AI Analyst provides detailed reports in answer to such questions, which contain insight that can be traced back to specific moments in conversations, making it easy to debug issues and improve the AI agents if needed.
Lessons Learned in Aligning AI Agents with Humans
Building production-grade AI agents is as much about people as technology. Over several deployments, we’ve learned a lot about how to align AI behavior with human preferences and how to test AI systems effectively before they reach customers. Here are some of the key takeaways:
- When aligning an AI agent to human preferences, make the task as easy as possible for the human:
- Do nots:
- Don’t ask people to write a perfect, exhaustive list of requirements from scratch or label thousands of examples at once. No one gets it 100% right upfront, and this leads to fatigue.
- Don’t expect stakeholders to imagine every way the agent could fail in advance, or to read through entire transcripts in detail to find issues.
- Instead:
- Do involve humans in a targeted way during the iterative loop. Show them a specific conversation turn where the agent did something questionable, and ask a pointed question (It’s much easier for a person to answer yes/no to a concrete scenario than to speculate in the abstract)
- Do provide the rationale and context when seeking feedback.
- Do capture that human feedback and loop it back to improve the system. Every clarification from a human should either adjust the agent or its evaluation guidelines going forward, so we don’t ask the same question twice.
- Do nots:
- We can’t foresee every failure and that’s okay:
- No matter how much upfront design you do, most ways an agent can fail won’t be apparent until we launch. Users will surprise you.
- The key is to have a process that rapidly discovers and fixes failures when they occur. That’s why the simulated testing and the post-launch analytics are so vital.
- Not all requirements are created equal:
- In practice, some agent behaviors are absolutely critical (e.g. legal compliance like not making a false promise, or a security step like verifying identity before account changes), while others are nice-to-have (e.g. using the customer’s name in greeting). We learned to prioritize requirements by criticality.
- This prevents getting “stuck” trying to make the AI agent 100% perfect on minor style points, when it could already be delivering value safely. It also guides the AI agent in how to handle trade-offs.
- Use the right evaluation method at the right time:
- There’s no one-size-fits-all metric or test for AI quality.
- We use a combination of dynamic (conversation-level) and static (turn-level) tests.
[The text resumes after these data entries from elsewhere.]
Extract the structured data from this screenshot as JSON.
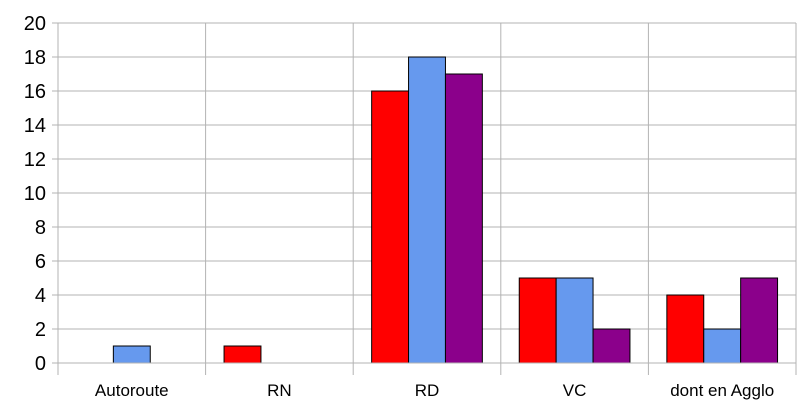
{
  "chart_data": {
    "type": "bar",
    "categories": [
      "Autoroute",
      "RN",
      "RD",
      "VC",
      "dont en Agglo"
    ],
    "series": [
      {
        "values": [
          0,
          1,
          16,
          5,
          4
        ],
        "color": "#ff0000"
      },
      {
        "values": [
          1,
          0,
          18,
          5,
          2
        ],
        "color": "#6699ee"
      },
      {
        "values": [
          0,
          0,
          17,
          2,
          5
        ],
        "color": "#8b008b"
      }
    ],
    "ylim": [
      0,
      20
    ],
    "yticks": [
      "0",
      "2",
      "4",
      "6",
      "8",
      "10",
      "12",
      "14",
      "16",
      "18",
      "20"
    ],
    "grid": true,
    "title": "",
    "xlabel": "",
    "ylabel": ""
  }
}
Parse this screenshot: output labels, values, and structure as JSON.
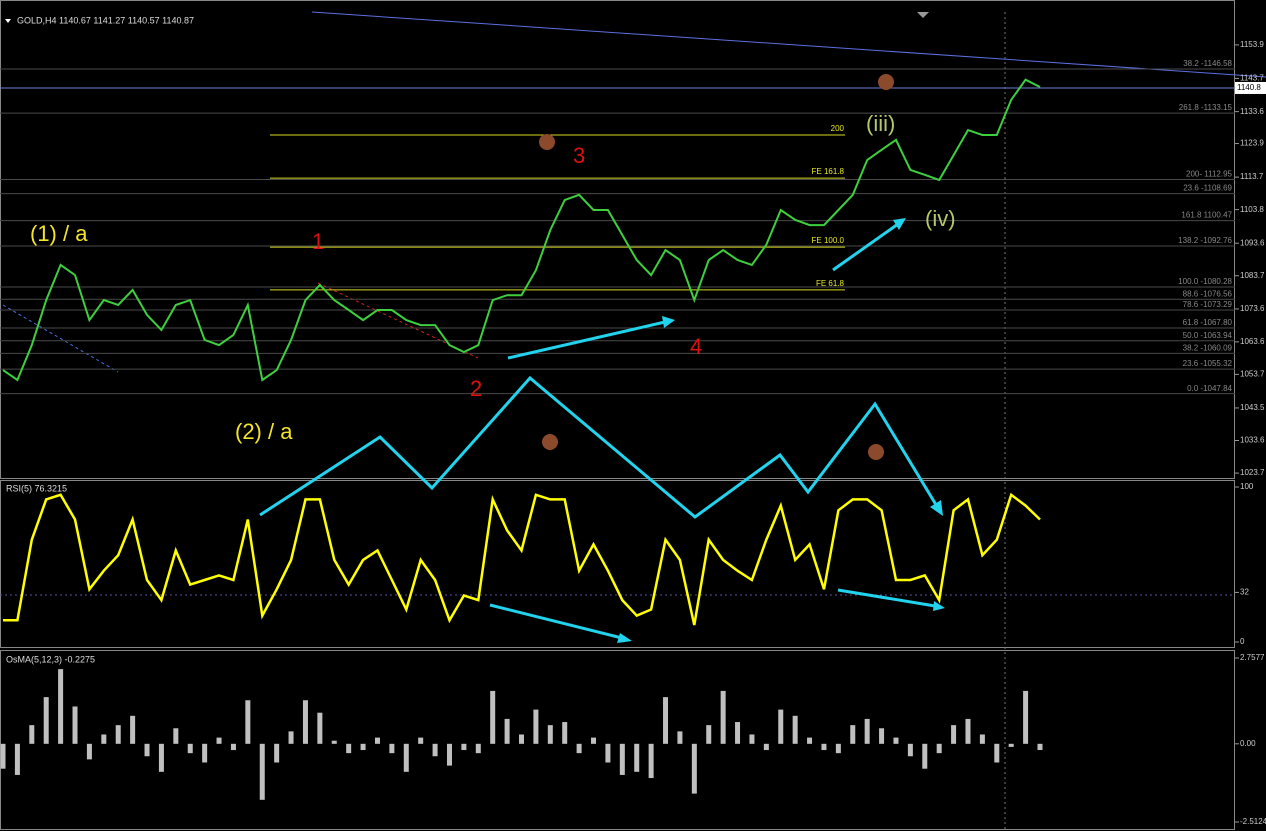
{
  "chart_data": [
    {
      "type": "line",
      "title": "GOLD,H4  1140.67 1141.27 1140.57 1140.87",
      "color": "#3ecf3e",
      "values": [
        1055.0,
        1052.0,
        1062.6,
        1076.3,
        1087.0,
        1083.9,
        1070.2,
        1076.3,
        1074.8,
        1079.4,
        1071.8,
        1067.2,
        1074.8,
        1076.3,
        1064.2,
        1062.6,
        1065.7,
        1074.8,
        1052.0,
        1055.0,
        1064.2,
        1076.3,
        1080.9,
        1076.3,
        1073.3,
        1070.2,
        1073.3,
        1073.3,
        1070.2,
        1068.7,
        1068.7,
        1062.6,
        1060.5,
        1062.6,
        1076.3,
        1077.8,
        1077.8,
        1085.4,
        1097.6,
        1106.7,
        1108.3,
        1103.7,
        1103.7,
        1096.1,
        1088.5,
        1083.9,
        1091.5,
        1088.5,
        1076.3,
        1088.5,
        1091.5,
        1088.5,
        1087.0,
        1093.1,
        1103.7,
        1100.7,
        1099.1,
        1099.1,
        1103.7,
        1108.3,
        1118.9,
        1122.0,
        1125.0,
        1115.9,
        1114.4,
        1112.8,
        1120.4,
        1128.0,
        1126.5,
        1126.5,
        1137.2,
        1143.3,
        1141.1
      ],
      "ylim": [
        1022.2,
        1163.9
      ],
      "yticks": [
        1153.9,
        1143.7,
        1133.6,
        1123.9,
        1113.7,
        1103.8,
        1093.6,
        1083.7,
        1073.6,
        1063.6,
        1053.7,
        1043.5,
        1033.6,
        1023.7
      ],
      "last_price": 1140.8,
      "fib_levels": [
        {
          "value": 1146.58,
          "label": "38.2 -1146.58"
        },
        {
          "value": 1133.15,
          "label": "261.8 -1133.15"
        },
        {
          "value": 1112.95,
          "label": "200- 1112.95"
        },
        {
          "value": 1108.69,
          "label": "23.6 -1108.69"
        },
        {
          "value": 1100.47,
          "label": "161.8 1100.47"
        },
        {
          "value": 1092.76,
          "label": "138.2 -1092.76"
        },
        {
          "value": 1080.28,
          "label": "100.0 -1080.28"
        },
        {
          "value": 1076.56,
          "label": "88.6 -1076.56"
        },
        {
          "value": 1073.29,
          "label": "78.6 -1073.29"
        },
        {
          "value": 1067.8,
          "label": "61.8 -1067.80"
        },
        {
          "value": 1063.94,
          "label": "50.0 -1063.94"
        },
        {
          "value": 1060.09,
          "label": "38.2 -1060.09"
        },
        {
          "value": 1055.32,
          "label": "23.6 -1055.32"
        },
        {
          "value": 1047.84,
          "label": "0.0 -1047.84"
        }
      ],
      "fe_levels": [
        {
          "value": 1126.5,
          "label": "200"
        },
        {
          "value": 1113.4,
          "label": "FE 161.8"
        },
        {
          "value": 1092.4,
          "label": "FE 100.0"
        },
        {
          "value": 1079.4,
          "label": "FE 61.8"
        }
      ],
      "wave_labels": [
        "(1) / a",
        "(2) / a",
        "1",
        "2",
        "3",
        "4",
        "(iii)",
        "(iv)"
      ]
    },
    {
      "type": "line",
      "title": "RSI(5) 76.3215",
      "color": "#ffff00",
      "values": [
        14,
        14,
        66,
        92,
        95,
        79,
        34,
        46,
        56,
        79,
        40,
        27,
        59,
        37,
        40,
        43,
        40,
        79,
        17,
        34,
        53,
        92,
        92,
        53,
        37,
        53,
        59,
        40,
        21,
        53,
        40,
        14,
        30,
        27,
        92,
        72,
        59,
        95,
        92,
        92,
        46,
        63,
        46,
        27,
        17,
        21,
        66,
        53,
        11,
        66,
        53,
        46,
        40,
        66,
        88,
        53,
        63,
        34,
        85,
        92,
        92,
        85,
        40,
        40,
        43,
        27,
        85,
        92,
        56,
        66,
        95,
        88,
        79
      ],
      "ylim": [
        0,
        100
      ],
      "yticks": [
        100,
        32,
        0
      ]
    },
    {
      "type": "bar",
      "title": "OsMA(5,12,3) -0.2275",
      "color": "#c0c0c0",
      "values": [
        -0.8,
        -1.0,
        0.6,
        1.5,
        2.4,
        1.2,
        -0.5,
        0.3,
        0.6,
        0.9,
        -0.4,
        -0.9,
        0.5,
        -0.3,
        -0.6,
        0.2,
        -0.2,
        1.4,
        -1.8,
        -0.6,
        0.4,
        1.4,
        1.0,
        0.1,
        -0.3,
        -0.2,
        0.2,
        -0.3,
        -0.9,
        0.2,
        -0.4,
        -0.7,
        -0.2,
        -0.3,
        1.7,
        0.8,
        0.3,
        1.1,
        0.6,
        0.7,
        -0.3,
        0.2,
        -0.6,
        -1.0,
        -0.9,
        -1.1,
        1.5,
        0.4,
        -1.6,
        0.6,
        1.7,
        0.7,
        0.3,
        -0.2,
        1.1,
        0.9,
        0.2,
        -0.2,
        -0.3,
        0.6,
        0.8,
        0.5,
        0.2,
        -0.4,
        -0.8,
        -0.3,
        0.6,
        0.8,
        0.3,
        -0.6,
        -0.1,
        1.7,
        -0.2
      ],
      "ylim": [
        -2.5124,
        2.7577
      ],
      "yticks": [
        2.7577,
        {
          "value": 0,
          "label": "0.00"
        },
        -2.5124
      ]
    }
  ]
}
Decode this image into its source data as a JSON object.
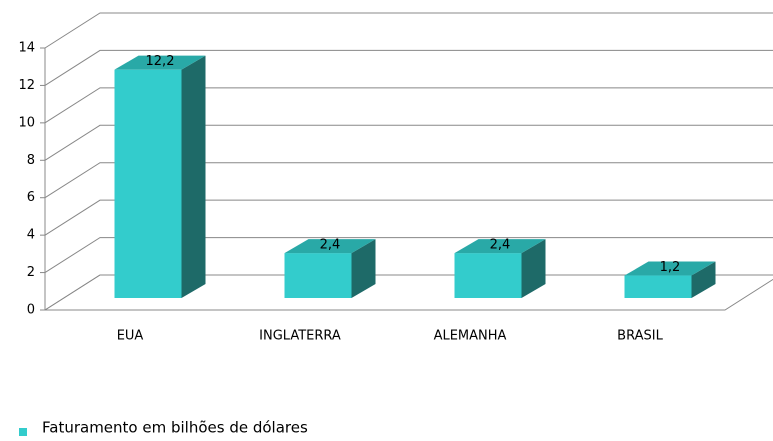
{
  "chart_data": {
    "type": "bar3d",
    "categories": [
      "EUA",
      "INGLATERRA",
      "ALEMANHA",
      "BRASIL"
    ],
    "series": [
      {
        "name": "Faturamento em bilhões de dólares",
        "color": "#33cccc",
        "values": [
          12.2,
          2.4,
          2.4,
          1.2
        ],
        "value_labels": [
          "12,2",
          "2,4",
          "2,4",
          "1,2"
        ]
      }
    ],
    "ylim": [
      0,
      14
    ],
    "yticks": [
      0,
      2,
      4,
      6,
      8,
      10,
      12,
      14
    ],
    "grid": true,
    "legend": "bottom-left"
  }
}
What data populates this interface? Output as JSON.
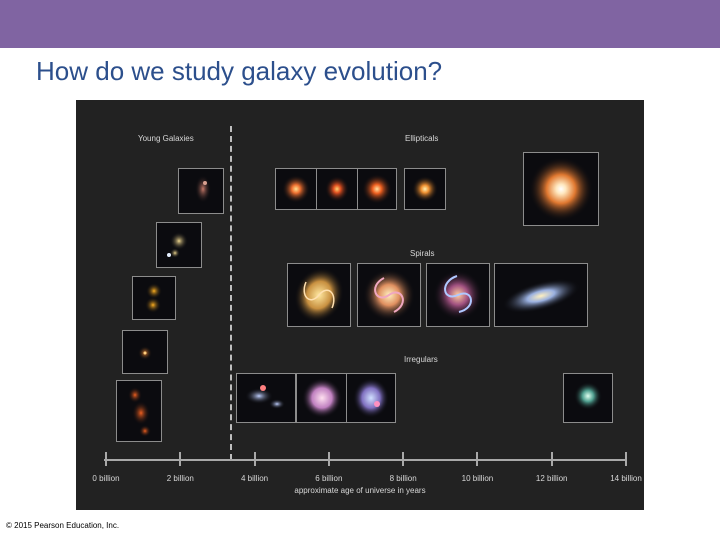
{
  "slide": {
    "title": "How do we study galaxy evolution?",
    "copyright": "© 2015 Pearson Education, Inc.",
    "accent_color": "#8064a2",
    "title_color": "#2c4f8c"
  },
  "figure": {
    "labels": {
      "young": "Young Galaxies",
      "ellipticals": "Ellipticals",
      "spirals": "Spirals",
      "irregulars": "Irregulars"
    },
    "axis": {
      "title": "approximate age of universe in years",
      "ticks": [
        "0 billion",
        "2 billion",
        "4 billion",
        "6 billion",
        "8 billion",
        "10 billion",
        "12 billion",
        "14 billion"
      ]
    }
  }
}
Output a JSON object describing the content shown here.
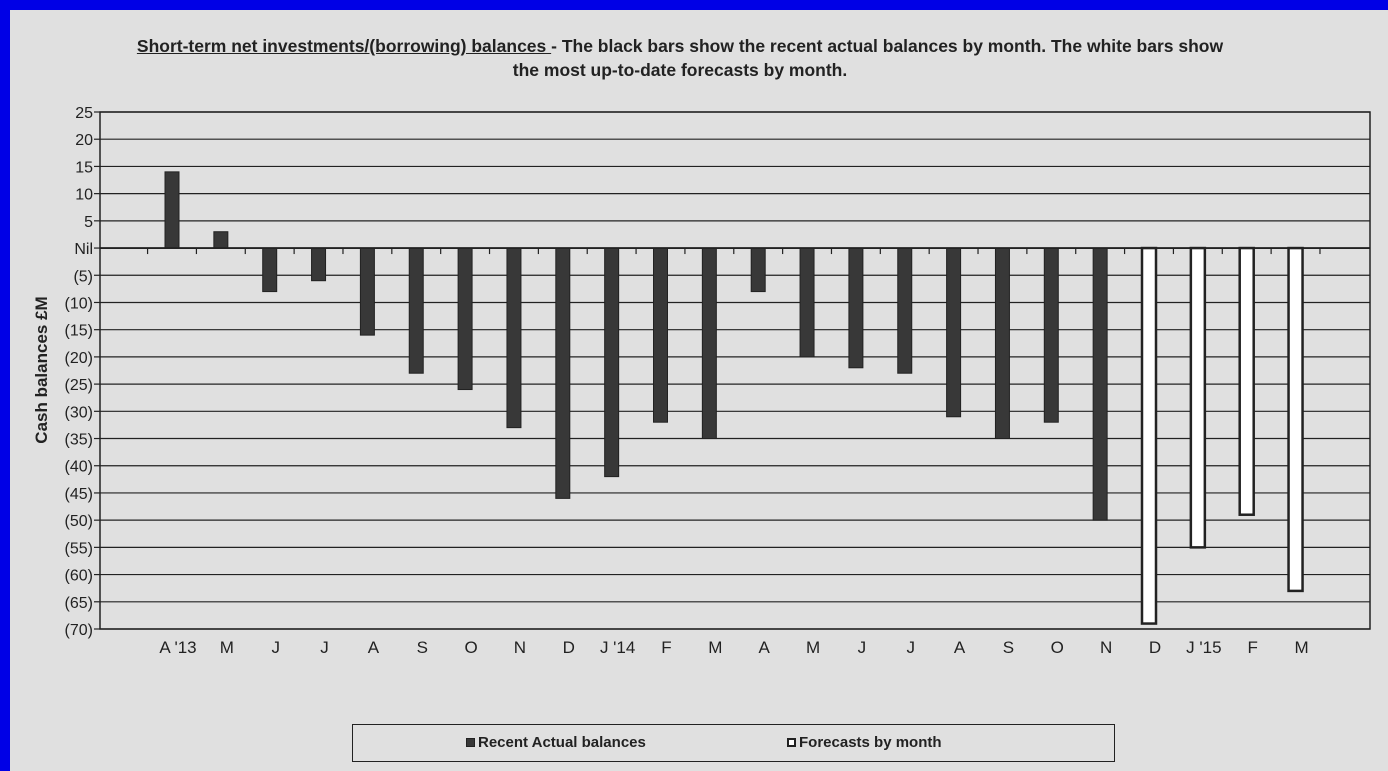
{
  "title": {
    "underlined": "Short-term net investments/(borrowing) balances ",
    "rest": "- The black bars show the recent actual balances by month. The white bars show the most up-to-date forecasts by month."
  },
  "legend": {
    "actual": "Recent Actual balances",
    "forecast": "Forecasts by month"
  },
  "colors": {
    "background": "#e0e0e0",
    "frame": "#0000e6",
    "actual_bar": "#383838",
    "forecast_bar": "#ffffff",
    "axis": "#222222"
  },
  "chart_data": {
    "type": "bar",
    "ylabel": "Cash balances £M",
    "ylim": [
      -70,
      25
    ],
    "yticks": [
      {
        "v": 25,
        "label": "25"
      },
      {
        "v": 20,
        "label": "20"
      },
      {
        "v": 15,
        "label": "15"
      },
      {
        "v": 10,
        "label": "10"
      },
      {
        "v": 5,
        "label": "5"
      },
      {
        "v": 0,
        "label": "Nil"
      },
      {
        "v": -5,
        "label": "(5)"
      },
      {
        "v": -10,
        "label": "(10)"
      },
      {
        "v": -15,
        "label": "(15)"
      },
      {
        "v": -20,
        "label": "(20)"
      },
      {
        "v": -25,
        "label": "(25)"
      },
      {
        "v": -30,
        "label": "(30)"
      },
      {
        "v": -35,
        "label": "(35)"
      },
      {
        "v": -40,
        "label": "(40)"
      },
      {
        "v": -45,
        "label": "(45)"
      },
      {
        "v": -50,
        "label": "(50)"
      },
      {
        "v": -55,
        "label": "(55)"
      },
      {
        "v": -60,
        "label": "(60)"
      },
      {
        "v": -65,
        "label": "(65)"
      },
      {
        "v": -70,
        "label": "(70)"
      }
    ],
    "categories": [
      "A '13",
      "M",
      "J",
      "J",
      "A",
      "S",
      "O",
      "N",
      "D",
      "J '14",
      "F",
      "M",
      "A",
      "M",
      "J",
      "J",
      "A",
      "S",
      "O",
      "N",
      "D",
      "J '15",
      "F",
      "M"
    ],
    "series": [
      {
        "name": "Recent Actual balances",
        "style": "actual",
        "values": [
          14,
          3,
          -8,
          -6,
          -16,
          -23,
          -26,
          -33,
          -46,
          -42,
          -32,
          -35,
          -8,
          -20,
          -22,
          -23,
          -31,
          -35,
          -32,
          -50,
          null,
          null,
          null,
          null
        ]
      },
      {
        "name": "Forecasts by month",
        "style": "forecast",
        "values": [
          null,
          null,
          null,
          null,
          null,
          null,
          null,
          null,
          null,
          null,
          null,
          null,
          null,
          null,
          null,
          null,
          null,
          null,
          null,
          null,
          -69,
          -55,
          -49,
          -63
        ]
      }
    ],
    "grid": true,
    "legend_position": "bottom"
  }
}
For a deeper dive, check out our recent blog.
Building an AI agent that customers love isn’t just about prompting a fancy model: it’s about engineering an entire lifecycle of design, simulation, rigorous testing, and continuous improvement. By structuring a pre-production testing loop, you avoid playing whack-a-mole with issues in production. By aligning AI behavior with human-defined preferences at every step, you ensure the AI agent truly embodies your brand’s values and service standards. And by leveraging data and proven tools (rather than starting from scratch), you achieve all this with speed and confidence.
Cresta’s journey has shown that the gap between a promising AI demo and a production-grade AI agent can be bridged with the right engineering and alignment approach. The lessons we’ve learned are now baked into the Cresta platform, empowering our customers to build AI agents faster and with greater confidence than ever before and we’re excited to continue leading the way in this new era of customer experience.